Myntra-Zivame (Common investors: IDG Ventures & Kalaari Capital)
Myntra already has lingerie as one of the categories but Zivame can bring a value proposition in terms of merchandise variety. For Zivame, again a niche player, it could be a tough market to navigate through as horizontal players expand further into apparel and accessories.
Homeshop18-Inkfruit (Common investor: SAIF Partners)
Homeshop18 already features an apparel segment on its horizontal e-commerce portal but aligning with Inkfruit would give it a deeper penetration in terms of casual wear. It will also boost the overall apparel products portfolio for its consumers. For Inkfruit, which raised capital two years ago, this should be a chance to look at the bigger picture.
Myntra-Zovi (Common investor: Tiger Global)
Zovi.com started as a private label e-tailer dealing in apparel and accessories for men but later expanded to add women and kids (boys) categories. But being present in a market with larger peers like Jabong, it may make sense to merge with Myntra to target apparel e-tailing on a larger platform. Given that Myntra has already got Sher Singh, the private label acquired last year, it sees a business opportunity beyond the established global apparel brands.
Fashionara-Yepme (Common investor: Helion Ventures)
Yepme is a private label brand and thus churns out better margins. Fashionara, on the other hand, is an e-store selling branded products for men, women and kids. This merger will be useful for Fashionara to expand its offerings and bring some lower-priced but fatter-margin products. But is it enough to compete with larger players like Myntra and Jabong?
Fashionandyou-Freecultr (Common investor: Sequoia Capital)
Fashionandyou and Freecultr both come from Harish Bahl’s Smile Group. Although one is solely positioned as a private label, a merger would have a soothing effect by minimising the cash burn. According to the grapevine, Fashionandyou is also facing some top management issues and a merger would provide an opportunity to bring in a new head for the combined business. It has also raised a large amount in VC funding in the past and with Jabong and Myntra upping their game in the apparel e-tailing space, Fashionandyou may try and make a bigger impact by adding a private label to its roster.
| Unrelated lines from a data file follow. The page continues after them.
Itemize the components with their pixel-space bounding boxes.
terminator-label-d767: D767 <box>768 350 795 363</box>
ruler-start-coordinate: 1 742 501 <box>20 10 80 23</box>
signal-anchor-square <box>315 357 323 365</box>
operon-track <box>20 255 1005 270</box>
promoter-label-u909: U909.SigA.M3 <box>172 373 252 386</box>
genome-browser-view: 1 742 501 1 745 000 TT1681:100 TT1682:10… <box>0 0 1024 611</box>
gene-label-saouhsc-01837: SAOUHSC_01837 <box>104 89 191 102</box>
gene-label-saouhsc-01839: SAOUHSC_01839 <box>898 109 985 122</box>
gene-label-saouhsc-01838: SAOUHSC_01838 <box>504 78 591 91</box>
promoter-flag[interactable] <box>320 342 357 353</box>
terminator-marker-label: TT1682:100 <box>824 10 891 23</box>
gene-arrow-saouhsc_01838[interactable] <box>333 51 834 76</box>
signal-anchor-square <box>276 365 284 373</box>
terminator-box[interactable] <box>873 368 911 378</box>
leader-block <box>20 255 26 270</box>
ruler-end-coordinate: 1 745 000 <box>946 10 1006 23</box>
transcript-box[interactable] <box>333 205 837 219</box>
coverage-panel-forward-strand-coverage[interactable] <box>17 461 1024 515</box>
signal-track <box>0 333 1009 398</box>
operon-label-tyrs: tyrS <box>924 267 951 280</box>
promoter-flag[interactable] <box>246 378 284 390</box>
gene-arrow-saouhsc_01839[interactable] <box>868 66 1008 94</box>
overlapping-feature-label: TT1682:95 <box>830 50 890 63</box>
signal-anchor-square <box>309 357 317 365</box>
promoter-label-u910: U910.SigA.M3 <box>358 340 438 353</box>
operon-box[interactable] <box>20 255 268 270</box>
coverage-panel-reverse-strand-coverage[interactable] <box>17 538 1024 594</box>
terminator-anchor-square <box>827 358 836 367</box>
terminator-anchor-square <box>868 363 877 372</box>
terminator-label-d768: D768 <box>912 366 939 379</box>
Homeshop18/Inkfruit-Zovi (Common investor: SAIF Partners in both cases)
For Homeshop18 and Zovi, this will be again a case of bigger player gulping down the smaller, niche player. Homeshop18, which is looking to raise capital ahead of an international public float, would like to see its clothing vertical grow within a broader horizontal e-com site.
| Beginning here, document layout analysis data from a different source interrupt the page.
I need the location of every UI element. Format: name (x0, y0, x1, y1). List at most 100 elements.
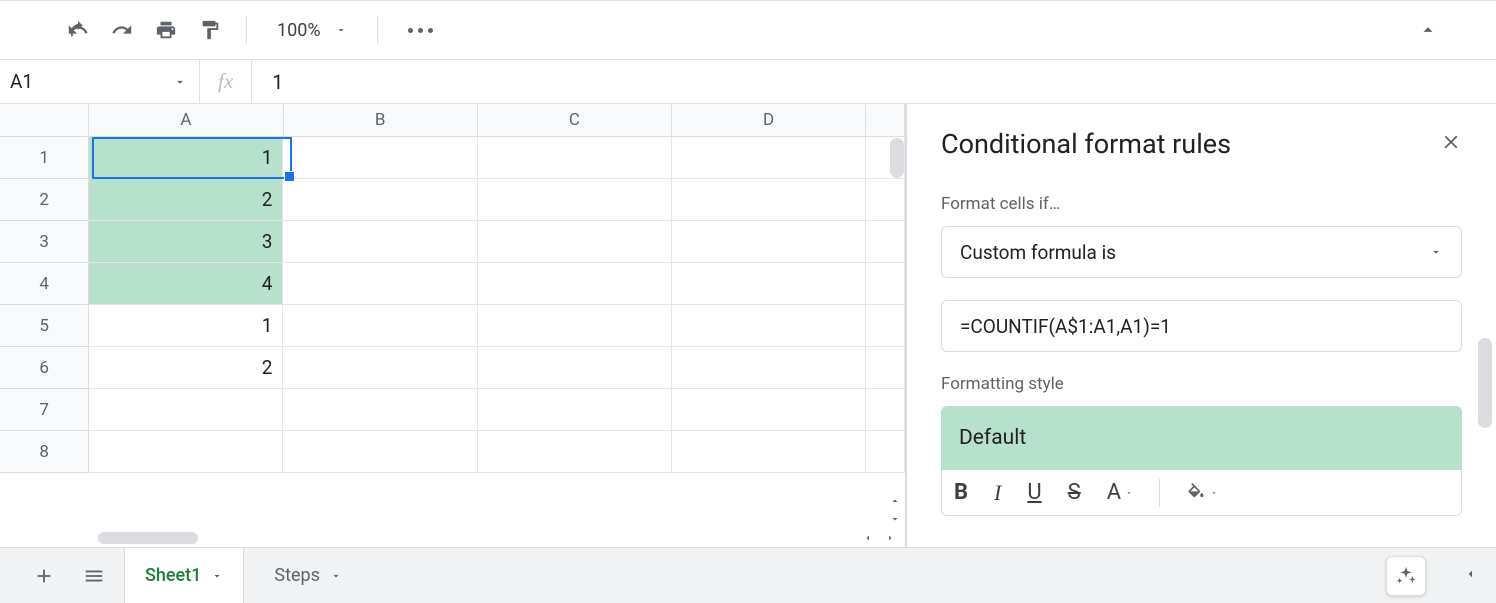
cell[interactable] (672, 179, 866, 221)
cell[interactable] (478, 263, 672, 305)
column-header-partial[interactable] (866, 104, 905, 136)
explore-button[interactable] (1386, 556, 1426, 596)
sheet-tab[interactable]: Steps (254, 548, 362, 603)
cell[interactable] (478, 179, 672, 221)
format-if-label: Format cells if… (941, 194, 1462, 214)
cell[interactable] (672, 389, 866, 431)
cell-partial[interactable] (866, 263, 905, 305)
row-header[interactable]: 8 (0, 431, 89, 473)
cell[interactable] (672, 221, 866, 263)
custom-formula-value: =COUNTIF(A$1:A1,A1)=1 (960, 315, 1171, 338)
underline-button[interactable]: U (1027, 480, 1041, 505)
cell-partial[interactable] (866, 431, 905, 473)
row-header[interactable]: 2 (0, 179, 89, 221)
cell[interactable] (283, 221, 477, 263)
zoom-dropdown[interactable]: 100% (265, 20, 359, 41)
column-header[interactable]: B (284, 104, 478, 136)
row-header[interactable]: 4 (0, 263, 89, 305)
close-panel-button[interactable] (1440, 131, 1462, 157)
cell[interactable] (478, 137, 672, 179)
fill-icon (1186, 483, 1206, 503)
condition-dropdown[interactable]: Custom formula is (941, 226, 1462, 278)
cell-partial[interactable] (866, 179, 905, 221)
panel-title: Conditional format rules (941, 128, 1231, 160)
all-sheets-button[interactable] (74, 556, 114, 596)
cell[interactable]: 1 (89, 137, 283, 179)
cell[interactable] (283, 347, 477, 389)
row-header[interactable]: 5 (0, 305, 89, 347)
formula-bar: A1 fx 1 (0, 60, 1496, 104)
conditional-format-panel: Conditional format rules Format cells if… (906, 104, 1496, 547)
add-sheet-button[interactable] (24, 556, 64, 596)
row-header[interactable]: 3 (0, 221, 89, 263)
cell-partial[interactable] (866, 305, 905, 347)
column-header[interactable]: A (89, 104, 283, 136)
collapse-toolbar-button[interactable] (1410, 12, 1446, 48)
fill-color-button[interactable] (1186, 483, 1218, 503)
horizontal-scrollbar[interactable] (98, 532, 198, 544)
cell[interactable]: 3 (89, 221, 283, 263)
cell[interactable] (283, 389, 477, 431)
cell[interactable] (89, 389, 283, 431)
strikethrough-button[interactable]: S (1068, 480, 1081, 505)
cell[interactable] (672, 431, 866, 473)
scroll-left-button[interactable] (859, 529, 877, 547)
row-header[interactable]: 1 (0, 137, 89, 179)
cell-partial[interactable] (866, 389, 905, 431)
column-header[interactable]: C (478, 104, 672, 136)
cell[interactable]: 4 (89, 263, 283, 305)
row-header[interactable]: 7 (0, 389, 89, 431)
text-color-button[interactable]: A (1107, 480, 1133, 505)
cell[interactable] (283, 137, 477, 179)
column-header[interactable]: D (672, 104, 866, 136)
bold-button[interactable]: B (954, 480, 968, 505)
grid-row: 62 (0, 347, 905, 389)
cell[interactable] (283, 263, 477, 305)
panel-scrollbar[interactable] (1478, 338, 1492, 428)
cell[interactable] (283, 431, 477, 473)
cell[interactable]: 1 (89, 305, 283, 347)
scroll-right-button[interactable] (881, 529, 899, 547)
print-button[interactable] (148, 12, 184, 48)
horizontal-scrollbar-track (92, 529, 905, 547)
cell[interactable] (283, 179, 477, 221)
paint-format-button[interactable] (192, 12, 228, 48)
chevron-down-icon (335, 24, 347, 36)
cell[interactable] (478, 305, 672, 347)
more-button[interactable] (396, 28, 445, 33)
scroll-down-button[interactable] (887, 511, 903, 527)
style-preview[interactable]: Default (941, 406, 1462, 470)
cell[interactable] (672, 305, 866, 347)
cell-partial[interactable] (866, 347, 905, 389)
cell[interactable] (478, 347, 672, 389)
name-box[interactable]: A1 (0, 60, 200, 103)
cell[interactable] (672, 137, 866, 179)
fx-label: fx (200, 60, 252, 103)
cell[interactable] (89, 431, 283, 473)
cell[interactable] (478, 221, 672, 263)
spreadsheet-grid[interactable]: A B C D 11223344516278 (0, 104, 906, 547)
formula-input[interactable]: 1 (252, 60, 1496, 103)
cell[interactable]: 2 (89, 347, 283, 389)
cell[interactable] (672, 263, 866, 305)
grid-row: 8 (0, 431, 905, 473)
redo-button[interactable] (104, 12, 140, 48)
sheet-tab-label: Sheet1 (145, 565, 201, 586)
cell[interactable] (672, 347, 866, 389)
italic-button[interactable]: I (994, 480, 1001, 506)
scroll-up-button[interactable] (887, 493, 903, 509)
chevron-left-icon (1462, 566, 1478, 582)
cell[interactable] (478, 389, 672, 431)
cell[interactable]: 2 (89, 179, 283, 221)
row-header[interactable]: 6 (0, 347, 89, 389)
sheet-tab-bar: Sheet1 Steps (0, 547, 1496, 603)
sheet-tab-active[interactable]: Sheet1 (124, 548, 244, 603)
show-side-panel-button[interactable] (1462, 566, 1478, 586)
cell[interactable] (283, 305, 477, 347)
select-all-corner[interactable] (0, 104, 89, 136)
vertical-scrollbar[interactable] (890, 138, 904, 178)
custom-formula-input[interactable]: =COUNTIF(A$1:A1,A1)=1 (941, 300, 1462, 352)
undo-button[interactable] (60, 12, 96, 48)
cell-partial[interactable] (866, 221, 905, 263)
cell[interactable] (478, 431, 672, 473)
On the other hand, both Inkfruit and Zovi are into apparel and accessories for men and women. Although Inkfruit started as an online T-shirt retailer, it has now diversified as a casual wear and accessories e-tailer. However, with Zovi, its investors have two properties with a similar value proposition. The question is which one will they opt for?
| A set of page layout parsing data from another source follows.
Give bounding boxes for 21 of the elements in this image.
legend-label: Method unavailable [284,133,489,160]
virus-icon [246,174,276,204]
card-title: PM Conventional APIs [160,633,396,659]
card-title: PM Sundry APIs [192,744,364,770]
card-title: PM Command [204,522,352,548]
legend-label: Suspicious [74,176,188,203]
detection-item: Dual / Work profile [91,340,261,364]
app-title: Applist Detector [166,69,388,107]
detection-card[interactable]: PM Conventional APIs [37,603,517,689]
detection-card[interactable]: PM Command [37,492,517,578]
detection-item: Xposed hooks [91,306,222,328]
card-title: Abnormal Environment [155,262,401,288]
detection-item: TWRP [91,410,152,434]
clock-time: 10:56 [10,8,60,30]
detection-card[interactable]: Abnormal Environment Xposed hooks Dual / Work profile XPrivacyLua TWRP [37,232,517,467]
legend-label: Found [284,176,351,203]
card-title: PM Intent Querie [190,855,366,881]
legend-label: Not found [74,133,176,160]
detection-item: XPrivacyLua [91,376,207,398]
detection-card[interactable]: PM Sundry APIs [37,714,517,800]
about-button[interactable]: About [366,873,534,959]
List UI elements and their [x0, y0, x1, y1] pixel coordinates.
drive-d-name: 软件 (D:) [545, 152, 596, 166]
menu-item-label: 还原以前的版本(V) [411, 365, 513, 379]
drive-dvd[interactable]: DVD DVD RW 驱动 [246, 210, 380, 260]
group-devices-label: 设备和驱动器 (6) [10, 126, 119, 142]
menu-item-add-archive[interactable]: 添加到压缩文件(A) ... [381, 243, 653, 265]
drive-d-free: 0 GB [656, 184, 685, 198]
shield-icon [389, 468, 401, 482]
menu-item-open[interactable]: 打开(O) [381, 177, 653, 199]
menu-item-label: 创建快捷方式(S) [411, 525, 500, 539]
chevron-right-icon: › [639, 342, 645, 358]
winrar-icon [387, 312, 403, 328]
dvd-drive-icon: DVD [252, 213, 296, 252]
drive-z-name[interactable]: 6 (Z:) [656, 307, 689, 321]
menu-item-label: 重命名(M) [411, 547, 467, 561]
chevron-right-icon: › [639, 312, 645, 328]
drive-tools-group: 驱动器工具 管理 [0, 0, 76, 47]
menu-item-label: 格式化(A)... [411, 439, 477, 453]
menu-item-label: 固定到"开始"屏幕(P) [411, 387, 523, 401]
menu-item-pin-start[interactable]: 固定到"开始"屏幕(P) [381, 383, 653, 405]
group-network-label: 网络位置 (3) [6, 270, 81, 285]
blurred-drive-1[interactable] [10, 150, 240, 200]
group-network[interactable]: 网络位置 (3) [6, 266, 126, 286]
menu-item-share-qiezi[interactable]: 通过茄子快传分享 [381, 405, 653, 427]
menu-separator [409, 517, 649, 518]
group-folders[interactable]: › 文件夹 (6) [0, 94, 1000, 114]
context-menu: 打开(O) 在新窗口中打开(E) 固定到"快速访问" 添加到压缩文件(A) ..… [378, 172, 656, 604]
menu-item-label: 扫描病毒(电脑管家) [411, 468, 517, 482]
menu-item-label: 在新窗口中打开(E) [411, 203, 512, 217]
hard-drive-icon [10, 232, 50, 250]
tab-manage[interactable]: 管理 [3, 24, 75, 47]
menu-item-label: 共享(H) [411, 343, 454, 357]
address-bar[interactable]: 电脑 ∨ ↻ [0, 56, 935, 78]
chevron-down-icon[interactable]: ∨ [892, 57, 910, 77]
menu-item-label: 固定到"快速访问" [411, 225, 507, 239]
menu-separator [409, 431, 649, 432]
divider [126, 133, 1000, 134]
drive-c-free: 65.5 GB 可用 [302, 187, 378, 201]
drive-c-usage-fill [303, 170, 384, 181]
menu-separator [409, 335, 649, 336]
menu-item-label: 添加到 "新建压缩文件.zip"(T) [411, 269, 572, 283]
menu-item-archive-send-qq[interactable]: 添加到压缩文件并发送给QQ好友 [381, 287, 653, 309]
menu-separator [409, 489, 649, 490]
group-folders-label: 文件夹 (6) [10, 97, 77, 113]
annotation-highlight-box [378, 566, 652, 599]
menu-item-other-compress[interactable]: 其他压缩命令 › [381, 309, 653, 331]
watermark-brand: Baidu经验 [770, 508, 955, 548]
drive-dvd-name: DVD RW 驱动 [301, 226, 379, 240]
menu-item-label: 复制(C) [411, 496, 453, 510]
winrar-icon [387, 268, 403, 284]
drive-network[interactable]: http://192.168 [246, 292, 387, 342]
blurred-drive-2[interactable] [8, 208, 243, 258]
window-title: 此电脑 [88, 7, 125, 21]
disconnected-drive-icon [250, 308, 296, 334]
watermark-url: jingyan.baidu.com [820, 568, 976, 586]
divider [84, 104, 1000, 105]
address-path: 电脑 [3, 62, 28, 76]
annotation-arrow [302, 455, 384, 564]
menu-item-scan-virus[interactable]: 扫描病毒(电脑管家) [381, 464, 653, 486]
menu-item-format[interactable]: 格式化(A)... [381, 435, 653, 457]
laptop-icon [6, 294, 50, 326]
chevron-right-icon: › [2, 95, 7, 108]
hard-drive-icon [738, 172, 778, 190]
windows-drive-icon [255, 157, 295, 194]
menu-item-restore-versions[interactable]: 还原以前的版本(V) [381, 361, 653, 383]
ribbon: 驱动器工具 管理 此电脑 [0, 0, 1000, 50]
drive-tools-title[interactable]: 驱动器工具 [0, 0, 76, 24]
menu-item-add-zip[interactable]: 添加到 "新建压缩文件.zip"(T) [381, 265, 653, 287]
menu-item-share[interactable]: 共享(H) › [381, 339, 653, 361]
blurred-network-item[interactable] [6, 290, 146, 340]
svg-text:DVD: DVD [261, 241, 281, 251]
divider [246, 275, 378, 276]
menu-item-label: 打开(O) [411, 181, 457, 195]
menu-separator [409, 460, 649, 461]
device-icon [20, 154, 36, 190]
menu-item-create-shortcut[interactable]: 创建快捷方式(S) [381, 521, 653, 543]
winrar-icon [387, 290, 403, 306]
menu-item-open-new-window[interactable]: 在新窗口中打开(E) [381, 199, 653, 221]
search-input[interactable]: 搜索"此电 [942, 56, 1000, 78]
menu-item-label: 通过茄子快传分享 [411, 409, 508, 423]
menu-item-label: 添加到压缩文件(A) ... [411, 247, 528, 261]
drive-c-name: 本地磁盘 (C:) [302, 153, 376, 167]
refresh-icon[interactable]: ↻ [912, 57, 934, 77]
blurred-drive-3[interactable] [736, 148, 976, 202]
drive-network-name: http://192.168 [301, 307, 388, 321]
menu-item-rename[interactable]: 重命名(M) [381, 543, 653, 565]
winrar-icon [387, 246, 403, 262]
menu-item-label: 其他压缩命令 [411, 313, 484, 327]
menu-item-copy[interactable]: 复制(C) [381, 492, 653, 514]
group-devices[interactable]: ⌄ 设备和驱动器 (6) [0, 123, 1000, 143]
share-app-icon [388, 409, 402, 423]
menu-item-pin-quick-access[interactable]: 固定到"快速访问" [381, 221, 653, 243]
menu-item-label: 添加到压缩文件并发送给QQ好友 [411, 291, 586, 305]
Fashionandyou-Pepperfry (Common investor: Norwest Venture Partners)
This time, the rumours are already doing the rounds. And tactically, it makes sense too. Both are pretty much in the same lifestyle products space and a combine would have a better chance of success in a market led by Jabong and Myntra. Pepperfry is a younger firm but it is led by former eBay country manager in India and may take over as the chief of the combined entity, thus putting to rest the speculated management issues at Fashionandyou.
PS: This is Techcircle’s take on potential e-commerce consolidation and there is no endorsement from any of the companies or the investors mentioned. But don’t be surprised if some of the large multinational e-commerce companies like eBay, MIH/Naspers and Amazon also emerge as potential acquirers for one of these companies. We also invite our readers to share their ideas with us. We are not certain if any or all of these deals would happen. But when they do, we will strive to be the first to bring them to you.